Voller Spaß: Plied and Prejudice hält die Stimmung hoch

Published on 18 August 2025

Es ist ein Wermut, der allgemein anerkannt ist, dass Alkohol und Literatur Hand in Hand gehen. Von F. Scott Fitzgeralds champagnergetränkten Soiréen bis zu Dylan Thomas' Pints und Poesie floss das geschriebene Wort mit einem Drink in der Hand immer etwas freier. Tatsächlich witzelte Ernest Hemingway berühmt: "Schreib betrunken, bearbeite nüchtern." Plied and Prejudice nimmt diese Tradition auf, erschüttert sie mit Regency-Romantik, fügt einen Schelmischen Twist hinzu und macht daraus eine Doppeldeutigkeit. Es ist ein berauschender Abend draußen auf der Ton. 
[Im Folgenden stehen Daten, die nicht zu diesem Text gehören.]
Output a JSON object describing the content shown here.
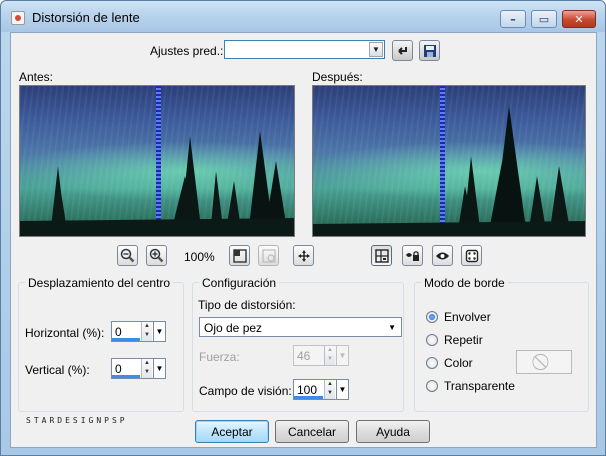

Die Handlung findet auf einer Querbühne statt (ein langer, schmaler Aufführungsraum, auf dem das Publikum zu beiden Seiten sitzt). Es ist weniger ein Laufsteg (obwohl Herr Wickham seine beste Zoolander-Imitation macht, während er stolziert und glimmend hinunterläuft) und mehr eine 100-Meter-Strecke. Die fünf Darsteller übernehmen zusammen 25 Charaktere, und Austen war ein Fan eines Gruppenchats. Das bedeutet, dass die sportlichen Schauspieler die schmale Rutsche hinunterstürzen, rutschen und sich hinunterwerfen, um sich in die Person zu verwandeln, mit der sie gerade gesprochen haben. Es ist eine beeindruckende und urkomische Leistung; und eine, die das Publikum (und vermutlich auch die Besetzung) zum Lachen bringt. Es ist eine Meisterklasse in komischer Agilität. 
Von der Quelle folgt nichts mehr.